The opamps perform very well, as expected. It is safe to say that the RIAA accuracy with the actual chosen component values is +/-0.023 dB, within the audible band.
This is of course far, far below any commercial offerings, where the best usually quote +/- 0.3 to 0.5 dB from 20-20.000 Hz. This circuit falls well within +/+0.025 dB from 1-100.000 Hz!
The picture above looks kinda dramatic though, but it's because the range is from -0.03 to +0.03 dB. Here's a picture with a range of +/- 1 dB:
That's pretty much a straight line from 1 Hz to 100.000 Hz. Many well regarded phono stages have deviations that would extend outside of this graph.
The Muffsy phono stage performs very well indeed.

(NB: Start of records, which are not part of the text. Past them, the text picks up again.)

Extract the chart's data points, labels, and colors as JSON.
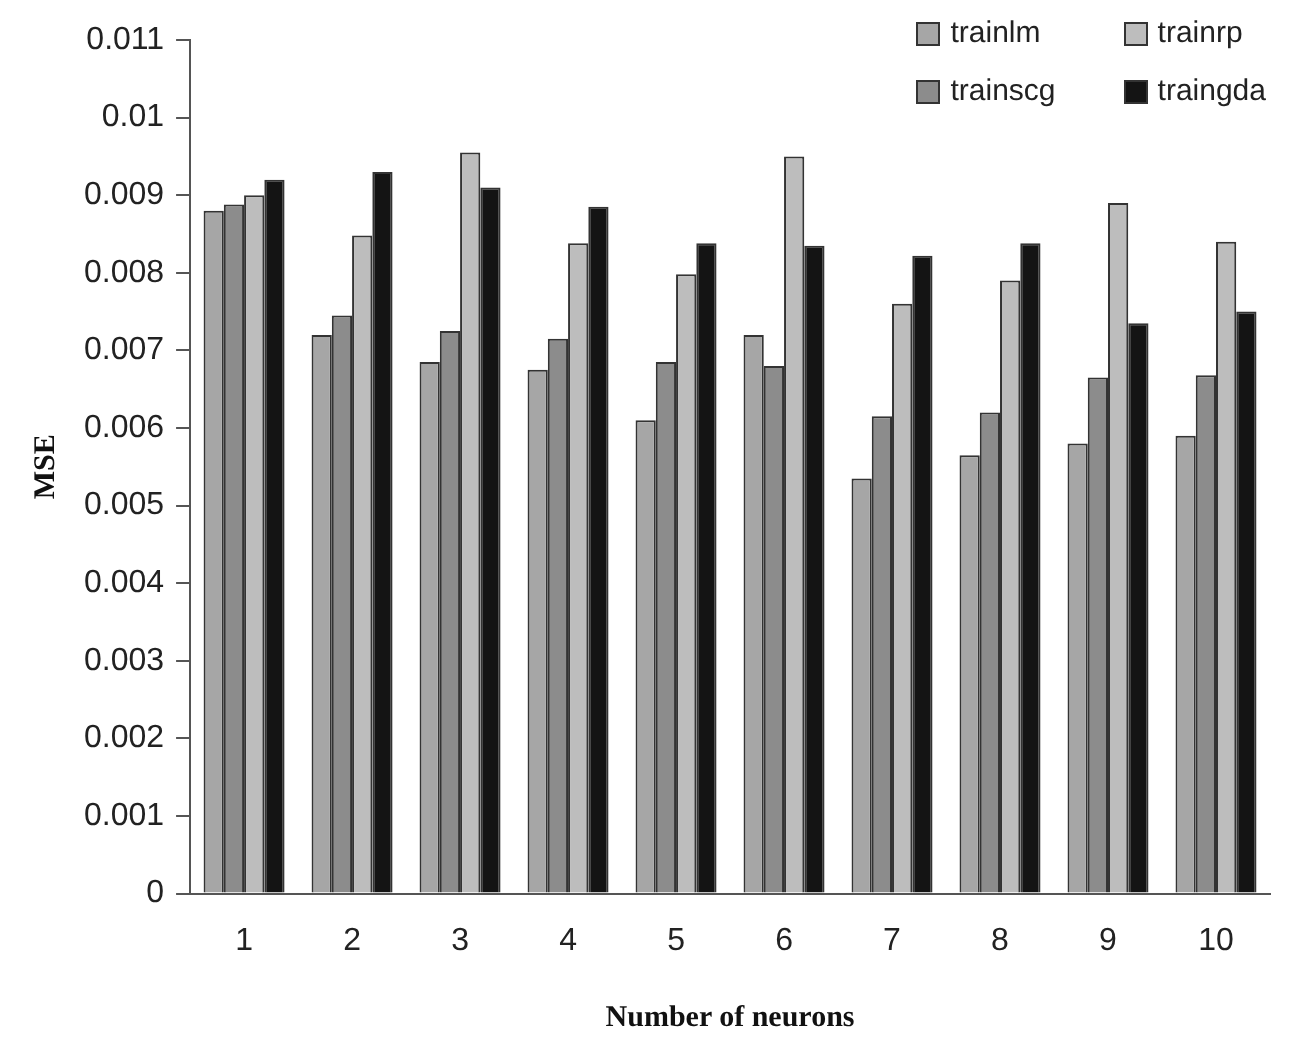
{
  "chart_data": {
    "type": "bar",
    "xlabel": "Number of neurons",
    "ylabel": "MSE",
    "categories": [
      "1",
      "2",
      "3",
      "4",
      "5",
      "6",
      "7",
      "8",
      "9",
      "10"
    ],
    "series": [
      {
        "name": "trainlm",
        "color": "#a6a6a6",
        "values": [
          0.0088,
          0.0072,
          0.00685,
          0.00675,
          0.0061,
          0.0072,
          0.00535,
          0.00565,
          0.0058,
          0.0059
        ]
      },
      {
        "name": "trainscg",
        "color": "#8c8c8c",
        "values": [
          0.00888,
          0.00745,
          0.00725,
          0.00715,
          0.00685,
          0.0068,
          0.00615,
          0.0062,
          0.00665,
          0.00668
        ]
      },
      {
        "name": "trainrp",
        "color": "#bdbdbd",
        "values": [
          0.009,
          0.00848,
          0.00955,
          0.00838,
          0.00798,
          0.0095,
          0.0076,
          0.0079,
          0.0089,
          0.0084
        ]
      },
      {
        "name": "traingda",
        "color": "#141414",
        "values": [
          0.0092,
          0.0093,
          0.0091,
          0.00885,
          0.00838,
          0.00835,
          0.00822,
          0.00838,
          0.00735,
          0.0075
        ]
      }
    ],
    "ylim": [
      0,
      0.011
    ],
    "yticks": [
      0,
      0.001,
      0.002,
      0.003,
      0.004,
      0.005,
      0.006,
      0.007,
      0.008,
      0.009,
      0.01,
      0.011
    ],
    "grid": false,
    "legend": "top right"
  }
}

And it's all done with standard component values, so you don't have to hunt down esoteric components.
We have discussed the basic functions of the phono stage in other project notes. Now that the simulations are ready, let's have a look at them again:
- Input (green)
- First gain stage (red)
- RIAA equalization (brown)
- Second gain stage (pink)
The green graph at the bottom is the input signal from your record player. This is what's on your LP, and that gets sent to the phono preamp.
The red graph is the amplified input signal. It still looks the same, but it has a higher level. That's because the RIAA equalization circuit dampens the signal, and we want to keep the signal to noise ratio at a decent level.
The brown graph is when the RIAA equalization has been applied. As you can see, it flattens the signal from your record so it's the same level across all frequencies.
The pink graph is the final result of the phono preamp. It has now been amplified, equalized and amplified again to a level that is usable for your main amplifier.
You can see that the signal has different amplification levels on different frequencies. To specify the amplification of a phono stage, we look at the 1 kHz signal. If you look carefully, you'll see that the signal has been amplified by about 40 dB.